[T]hree sources ... say that they've read the whole General Prologue and can't find anything remotely similar to the "government of the people ..." quote.
For example, see Wolfgang Mieder, Proverbs are the Best Policy: Folk Wisdom and American Politics, Utah State University Press, 2005: Chapter 2, "Government of the People, by the People, for the People": The making and meaning of an American proverb about democracy: p. 16: "The British journal Notes & Queries included several short paragraphs between 1908 and 1916 on the phrase, starting with the question whether anybody could verify the claim that John Wycliffe included the following declaration in the preface to his Bible translation of 1384: 'This Bible is for the government of the people, by the people, and for the people.'[fn2] This matter came up again in 1916, but once again nobody was able to find the statement in the various editions of the Wycliffe Bible."
FN2, p. 248-249: "Dewitt Miller, 'Abraham Lincoln: Wycliffe Bible,' Notes and Queries, 10th series, 9 (1908), 10. The claim was made by Ward Hill Lamon, The Recollections of Abraham Lincoln (Chicago: McClurg, 1895), p. 176 ... I have checked the entire preface of the Wycliffe Bible, and the statement is nowhere to be found."
See Also Stephen Booth, Precious Nonsense: The Gettysburg Address, Ben Jonson's Epitaphs on His Children, and Twelfth Night, University of California Press, 1998, p. 33: "Lincoln scholars have long hoped to find a specific source for the prepositional triad in government of the people, by the people, for the people; they have not found one [fn 7], but the number of similar locutions they have come up with testifies both to the cause and the justice of their search." FN7: "Mark Womack points out to me that The Columbia Dictionary of Quotations (New York, 1993) gives the following s.v. "Bible": "The Bible is for the Government of the People, by the People, and for the People" and cites its source as the "General Prologue to the Wycliffe Translation of the Bible (1384)." The Columbia Dictionary's confidence about the date and its apparent indifference to the distinction between the early version of the Wycliffite Bible and the later one are surprising.
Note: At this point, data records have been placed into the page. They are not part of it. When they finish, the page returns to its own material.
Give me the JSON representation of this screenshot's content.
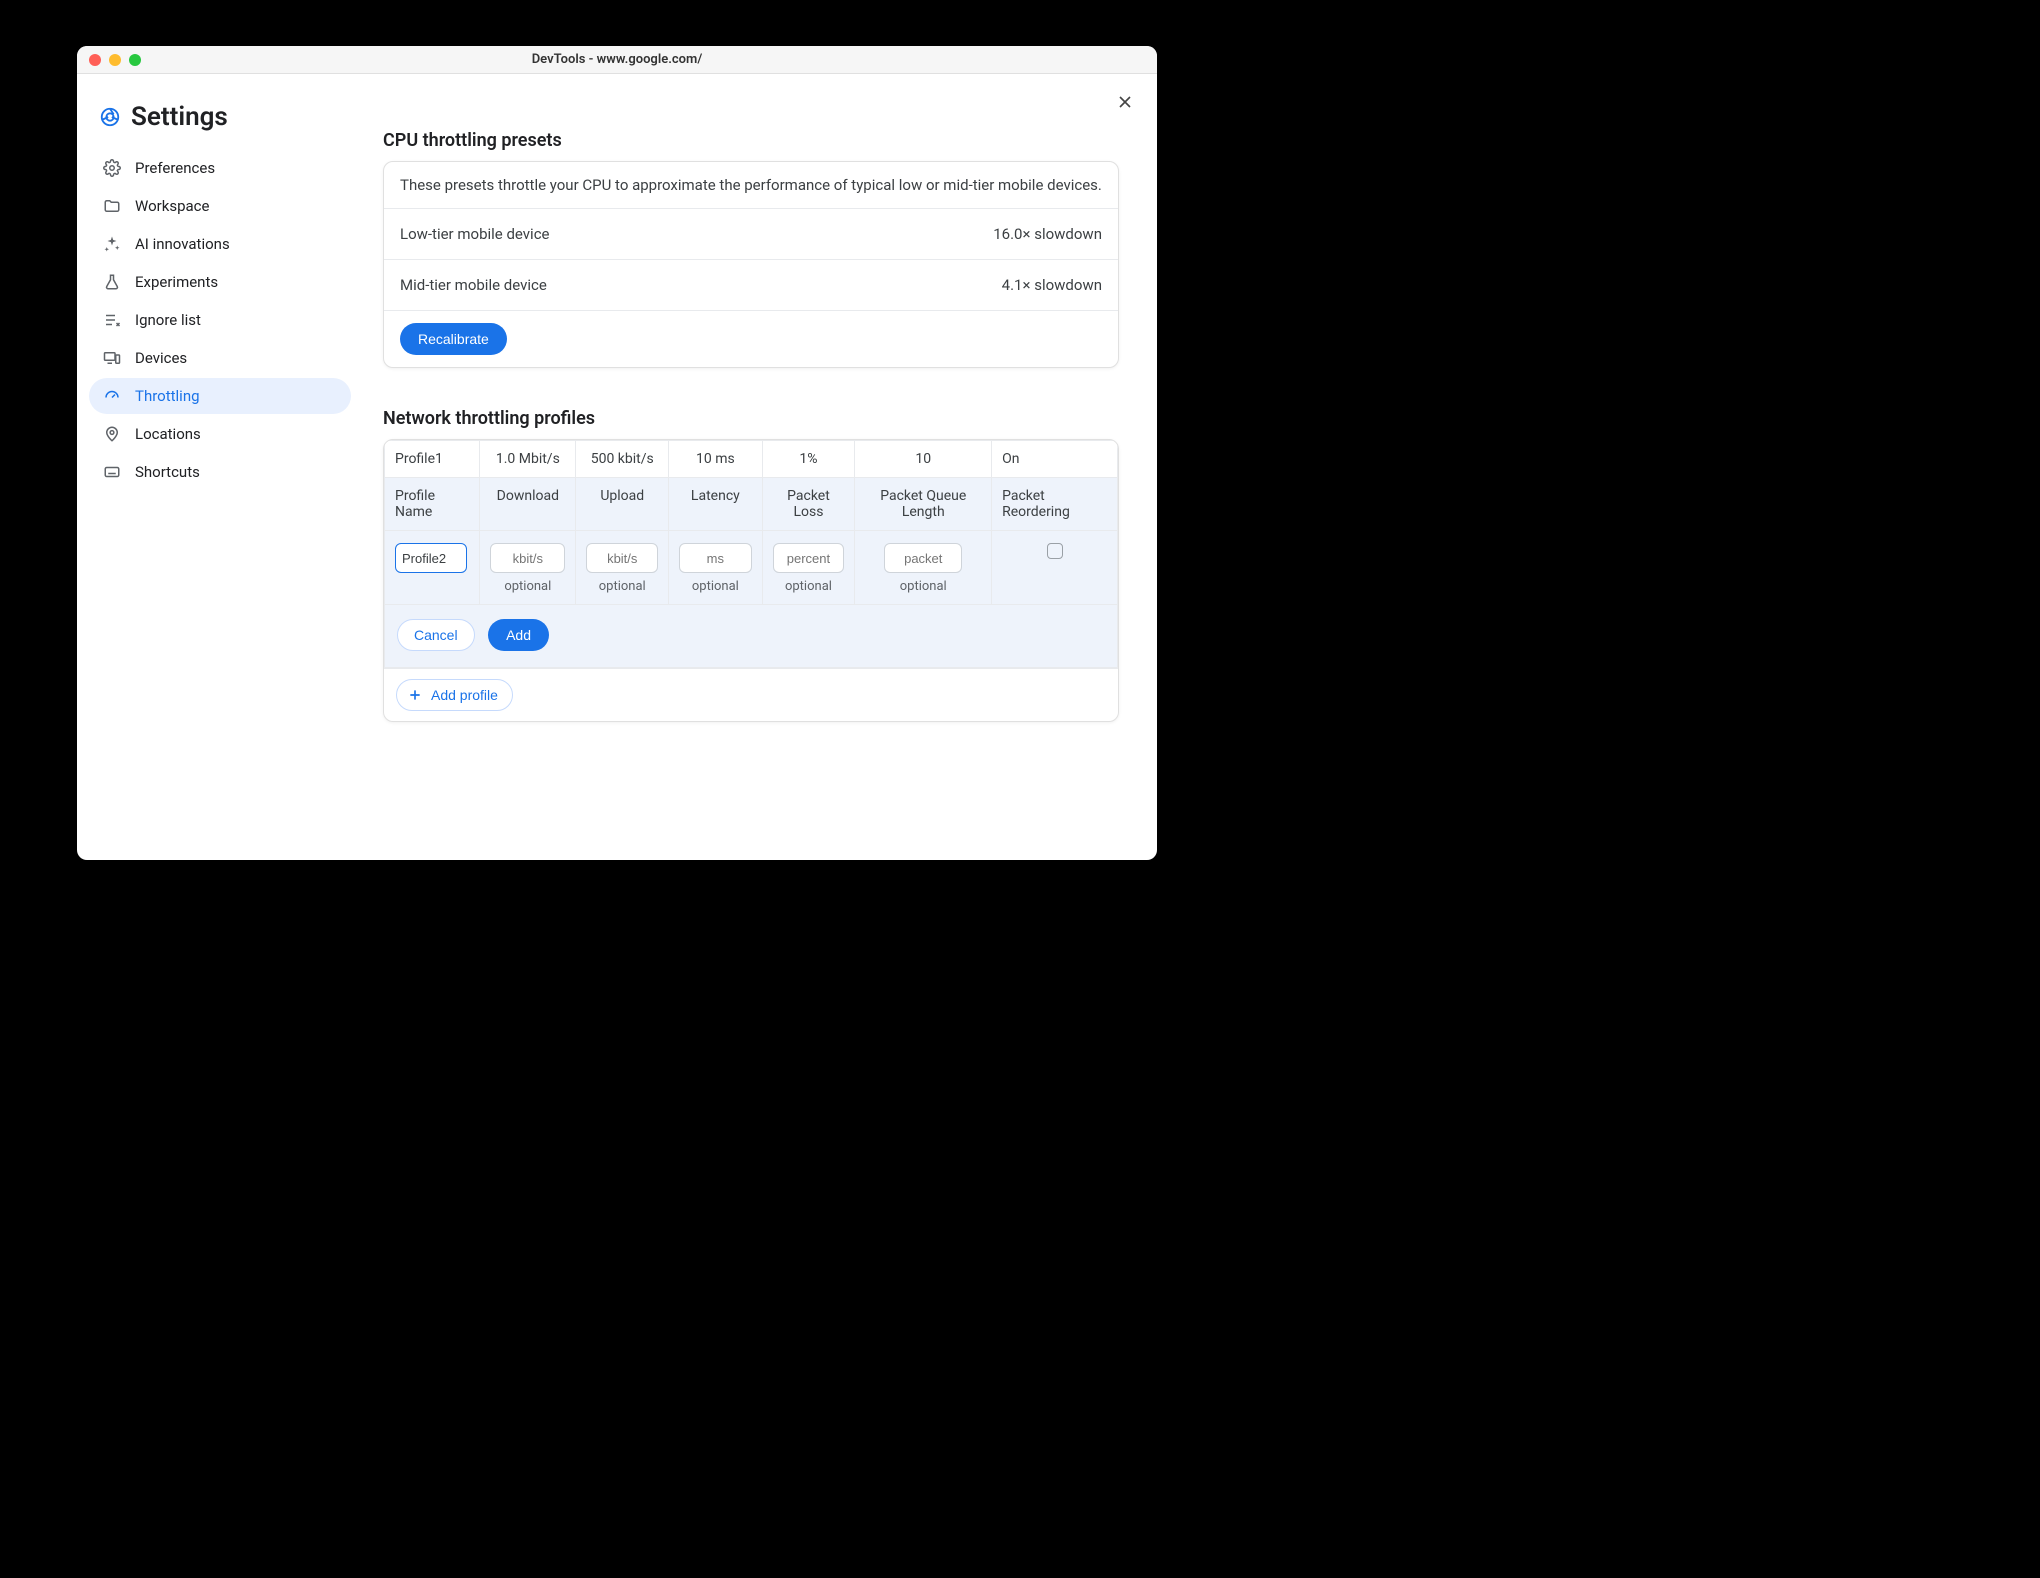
{
  "window": {
    "title": "DevTools - www.google.com/",
    "traffic": {
      "close": "#ff5f57",
      "min": "#febc2e",
      "max": "#28c840"
    }
  },
  "sidebar": {
    "page_title": "Settings",
    "items": [
      {
        "label": "Preferences"
      },
      {
        "label": "Workspace"
      },
      {
        "label": "AI innovations"
      },
      {
        "label": "Experiments"
      },
      {
        "label": "Ignore list"
      },
      {
        "label": "Devices"
      },
      {
        "label": "Throttling"
      },
      {
        "label": "Locations"
      },
      {
        "label": "Shortcuts"
      }
    ],
    "active_index": 6
  },
  "cpu": {
    "heading": "CPU throttling presets",
    "description": "These presets throttle your CPU to approximate the performance of typical low or mid-tier mobile devices.",
    "presets": [
      {
        "name": "Low-tier mobile device",
        "value": "16.0× slowdown"
      },
      {
        "name": "Mid-tier mobile device",
        "value": "4.1× slowdown"
      }
    ],
    "recalibrate": "Recalibrate"
  },
  "network": {
    "heading": "Network throttling profiles",
    "columns": [
      "Profile Name",
      "Download",
      "Upload",
      "Latency",
      "Packet Loss",
      "Packet Queue Length",
      "Packet Reordering"
    ],
    "rows": [
      {
        "name": "Profile1",
        "download": "1.0 Mbit/s",
        "upload": "500 kbit/s",
        "latency": "10 ms",
        "loss": "1%",
        "queue": "10",
        "reorder": "On"
      }
    ],
    "form": {
      "name_value": "Profile2",
      "placeholders": {
        "download": "kbit/s",
        "upload": "kbit/s",
        "latency": "ms",
        "loss": "percent",
        "queue": "packet"
      },
      "optional_label": "optional",
      "cancel": "Cancel",
      "add": "Add"
    },
    "add_profile": "Add profile"
  }
}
I have not found the quoted sentence in any printed text of any of the Wycliffite prologues."
Finally, see also Hoyt's New Cyclopedia of Practical Quotations, Completely Revised and Greatly Enlarged, by Kate Louise Roberts, New York: Funk & Wagnalls, 1923. p. 332, "The phrase 'of the people, for the people and by the people' is not original with Lincoln. There is a tradition that the phrase, 'The bible shall be for the government of the people, for the people and by the people,' appears in the preface of the Wyclif bible of 1384, or in the Hereford Bible, or in a pamphlet of the period treating that version. See Notes and Queries, Feb. 12, 1916, p. 127. Albert Mathews, of Boston, examined the reprint of 1850 of the Wyclif bible, and finds no reference to it."
I did find a print version that included the whole text of the General Prologue to the Wycliffe Bible, edited by Josiah Forshall & Frederic Madden, Oxford University Press, 1850 (in 4 volumes). I read the Preface and there is no reference to any such quote. I read the supposedly "controversial" chapters referenced in the Dove book, below, but found nothing similar.
I looked at the sections on Wycliffe in the following books and found nothing referring to the quote:
Benson Bobrick, Wide as the Waters: the Story of the English Bible and the Revolution in Inspired, New York: Simon & Schuster, 2001
Margaret Deanesly, The Lollard Bible and other Medieval Biblical Versions, Cambridge University Press, 1920
Mary Dove, The First English Bible: The Text and Context of the Wycliffite Versions, Cambridge University Press, 2007
F.F. Bruce, The English Bible: A History of Translations, London: Lutterworth Press, 1961.
I did see all the info on the internet, including the Wycliffe organization, stating that Wycliffe had made this alleged statement. However, if so, it's odd that none of the books above would mention it. The Preface to the Forshall & Madden 1850 reprint mentions earlier writings of Wycliffe, some of which are quoted, but none of those mentions the alleged phrase, either. One of those writings (a commentary on Luke) includes the phrase: "Crist Jhesu, for thyn endeles power, mercy, and charitie, make thi blessed lawe knowun and kept of thi puple, and make knowun the ypocrisie and tirauntrie and cursidnesse of Antecrist and his meynee, that thi puple be not disseyued by him." But that's a big stretch (and missing 2 prepositions).